Every farm business has a limiting factor that restricts its ability to achieve more of its objectives. The constraints come and go, as one constraint is addressed another will emerge. At any point in time, one constraint is likely to be blocking your farm’s progress more than any other, it is an ongoing process of improvement. Identifying the constraint is not always obvious, it can often be hidden in plain sight.
The purpose of the Herdscape course is to inform you about the constraints that can arise in your farm business and to assist you to address them. Profitability of the farm or one of the farm enterprises is likely to be a constraint at some time or another, for example. A lack of profitability will, sooner or later, make itself felt but what to do about it may not be an obvious choice.
If you set out to prune a fruit tree, what do you prune first? Do you prune the twigs at the edge or do you prune the deadwood at the heart of the tree? Most people would leave the healthy twigs but remove the deadwood and look for what is causing it. If profitability is the “deadwood issue” and it is reducing the value of your assets on your balance sheet then it must be addressed. Whether it is a big loss or a small loss does not matter, if it reduces your asset value (increases your liabilities) it will eventually close your business.
If the loss is 10% of the value of your assets it will take about seven years to do that, if it is not addressed. Even if the loss is less than that it will have the same effect, it will just take longer.
It will not be immediately obvious what the profitability problem is because there are three things that could be causing it. At any point in time one of those three things will be “weaker” than the others, either causing a loss or reducing the profit. The good news is there are only three things and it is not difficult to find out which one is the issue if you are prepared to look.
Fixing one of the “profitability secrets” will not help if it is not the weakest one causing the problem.
Profitability may not be the constraint but it will be something else that limits the performance of your farm business. The Theory of Constraints teaches that there is always a constraint and improving anything other than that constraint is a waste of effort.
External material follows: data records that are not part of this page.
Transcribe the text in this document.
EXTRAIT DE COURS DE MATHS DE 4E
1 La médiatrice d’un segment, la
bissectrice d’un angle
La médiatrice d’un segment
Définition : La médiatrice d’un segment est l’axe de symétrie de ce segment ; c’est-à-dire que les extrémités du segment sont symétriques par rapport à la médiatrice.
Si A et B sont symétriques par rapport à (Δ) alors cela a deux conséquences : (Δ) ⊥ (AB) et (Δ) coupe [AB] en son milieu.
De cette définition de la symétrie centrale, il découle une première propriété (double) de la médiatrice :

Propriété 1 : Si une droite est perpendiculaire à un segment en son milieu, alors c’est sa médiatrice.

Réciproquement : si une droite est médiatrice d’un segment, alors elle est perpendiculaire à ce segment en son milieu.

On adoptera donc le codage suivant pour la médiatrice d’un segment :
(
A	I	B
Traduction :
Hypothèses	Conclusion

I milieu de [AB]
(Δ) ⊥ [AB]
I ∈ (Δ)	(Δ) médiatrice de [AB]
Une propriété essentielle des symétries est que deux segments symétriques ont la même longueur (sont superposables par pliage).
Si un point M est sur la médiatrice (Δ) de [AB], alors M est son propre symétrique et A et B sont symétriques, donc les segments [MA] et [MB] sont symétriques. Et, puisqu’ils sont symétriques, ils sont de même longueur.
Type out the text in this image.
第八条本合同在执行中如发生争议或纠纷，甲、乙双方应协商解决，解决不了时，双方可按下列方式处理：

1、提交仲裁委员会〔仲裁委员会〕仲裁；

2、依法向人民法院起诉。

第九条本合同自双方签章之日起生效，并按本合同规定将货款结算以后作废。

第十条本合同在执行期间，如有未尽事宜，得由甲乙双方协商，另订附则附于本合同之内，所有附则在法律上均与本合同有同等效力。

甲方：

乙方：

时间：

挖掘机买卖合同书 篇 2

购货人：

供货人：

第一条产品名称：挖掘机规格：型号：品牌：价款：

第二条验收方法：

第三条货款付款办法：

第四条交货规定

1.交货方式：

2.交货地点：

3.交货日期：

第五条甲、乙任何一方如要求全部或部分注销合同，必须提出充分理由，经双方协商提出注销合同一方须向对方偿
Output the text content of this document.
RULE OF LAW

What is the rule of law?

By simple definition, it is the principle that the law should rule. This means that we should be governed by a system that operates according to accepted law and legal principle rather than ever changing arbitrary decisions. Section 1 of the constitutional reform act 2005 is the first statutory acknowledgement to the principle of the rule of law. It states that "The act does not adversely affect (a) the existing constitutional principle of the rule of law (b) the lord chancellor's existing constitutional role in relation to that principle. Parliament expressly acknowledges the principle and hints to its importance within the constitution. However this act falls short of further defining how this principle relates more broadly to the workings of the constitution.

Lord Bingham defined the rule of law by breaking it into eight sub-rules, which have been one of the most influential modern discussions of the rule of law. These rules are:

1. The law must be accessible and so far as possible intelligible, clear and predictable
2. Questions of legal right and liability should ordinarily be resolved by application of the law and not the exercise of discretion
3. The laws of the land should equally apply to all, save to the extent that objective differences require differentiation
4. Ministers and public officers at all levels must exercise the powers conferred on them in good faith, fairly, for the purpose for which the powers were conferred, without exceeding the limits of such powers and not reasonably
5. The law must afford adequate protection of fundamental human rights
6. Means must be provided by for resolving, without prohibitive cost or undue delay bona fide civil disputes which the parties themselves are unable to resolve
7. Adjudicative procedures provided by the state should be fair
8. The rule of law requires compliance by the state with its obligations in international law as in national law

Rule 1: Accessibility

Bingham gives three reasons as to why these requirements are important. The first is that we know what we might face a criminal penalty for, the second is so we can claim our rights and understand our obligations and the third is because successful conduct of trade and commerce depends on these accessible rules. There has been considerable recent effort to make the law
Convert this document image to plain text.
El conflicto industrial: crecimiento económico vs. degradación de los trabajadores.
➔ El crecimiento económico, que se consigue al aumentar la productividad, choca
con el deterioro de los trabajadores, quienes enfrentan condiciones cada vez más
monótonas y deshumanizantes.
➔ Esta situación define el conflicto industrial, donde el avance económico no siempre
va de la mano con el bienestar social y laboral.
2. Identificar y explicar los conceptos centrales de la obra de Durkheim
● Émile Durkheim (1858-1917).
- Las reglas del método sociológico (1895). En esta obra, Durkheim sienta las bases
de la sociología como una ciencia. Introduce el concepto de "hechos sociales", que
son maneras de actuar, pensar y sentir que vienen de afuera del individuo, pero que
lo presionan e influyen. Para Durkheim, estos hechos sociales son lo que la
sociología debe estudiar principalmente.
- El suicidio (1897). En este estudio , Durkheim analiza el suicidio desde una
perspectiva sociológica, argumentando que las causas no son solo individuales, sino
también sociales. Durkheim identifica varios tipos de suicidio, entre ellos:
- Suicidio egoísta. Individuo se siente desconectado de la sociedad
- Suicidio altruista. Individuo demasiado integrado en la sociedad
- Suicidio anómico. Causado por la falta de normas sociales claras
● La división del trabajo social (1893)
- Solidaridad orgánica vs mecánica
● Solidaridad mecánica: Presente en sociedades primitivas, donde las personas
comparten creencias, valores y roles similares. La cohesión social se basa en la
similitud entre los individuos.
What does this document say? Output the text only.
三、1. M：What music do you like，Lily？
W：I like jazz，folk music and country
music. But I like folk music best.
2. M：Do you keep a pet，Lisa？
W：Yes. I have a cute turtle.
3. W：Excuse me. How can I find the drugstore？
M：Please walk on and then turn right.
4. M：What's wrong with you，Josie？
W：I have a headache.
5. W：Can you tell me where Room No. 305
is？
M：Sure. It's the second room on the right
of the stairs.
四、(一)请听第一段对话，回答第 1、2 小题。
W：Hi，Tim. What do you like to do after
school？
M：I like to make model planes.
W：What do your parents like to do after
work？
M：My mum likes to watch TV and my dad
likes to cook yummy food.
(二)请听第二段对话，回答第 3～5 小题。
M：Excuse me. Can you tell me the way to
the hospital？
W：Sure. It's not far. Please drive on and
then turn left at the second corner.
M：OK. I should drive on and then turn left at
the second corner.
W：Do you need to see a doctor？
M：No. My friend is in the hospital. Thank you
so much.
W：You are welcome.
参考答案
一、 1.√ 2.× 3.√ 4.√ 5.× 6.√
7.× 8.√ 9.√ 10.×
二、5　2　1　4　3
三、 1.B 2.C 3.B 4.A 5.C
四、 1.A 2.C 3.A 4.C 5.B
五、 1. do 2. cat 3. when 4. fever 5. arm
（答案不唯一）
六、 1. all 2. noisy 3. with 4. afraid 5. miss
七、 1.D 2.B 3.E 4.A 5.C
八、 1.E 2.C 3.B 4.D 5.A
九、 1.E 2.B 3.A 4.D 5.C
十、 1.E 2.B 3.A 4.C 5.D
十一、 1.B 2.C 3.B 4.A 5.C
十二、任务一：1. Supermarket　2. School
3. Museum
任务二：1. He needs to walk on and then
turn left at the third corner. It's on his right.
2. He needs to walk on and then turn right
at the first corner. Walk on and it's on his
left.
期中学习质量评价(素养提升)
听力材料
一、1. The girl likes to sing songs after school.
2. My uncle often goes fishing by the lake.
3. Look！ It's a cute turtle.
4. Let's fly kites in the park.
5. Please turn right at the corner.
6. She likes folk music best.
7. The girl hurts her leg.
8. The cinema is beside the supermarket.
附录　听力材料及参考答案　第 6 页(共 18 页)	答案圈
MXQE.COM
Once the constraint is identified, the steps are:
- Exploit the constraint. Optimise its output without major investment, make the most of that resource.
- Subordinate everything else to it. All other parts of the farm should then be adjusted to support and work around this constraint, or “bottleneck”.
- Elevate it. If needed, invest in more resources to increase the constraint’s capacity.
- Repeat the process—the constraint will move. After one constraint is resolved, the process starts over by identifying the new constraint that has emerged.
Here is a list of areas of your farm where possible constraints (bottlenecks) could exist:
- Production Constraint
- Economic Constraint (profitability)
- Financial Constraint (cashflow, solvency)
- Market Constraint
- People Constraint
- Planning and Management Constraint
- External Constraint.
All of these issues are explained in in the Herdscape course to assist you to identify, for yourself, where the “bottleneck” might be. It will also show you how to collect the information you need to help you analyse, plan and manage accordingly.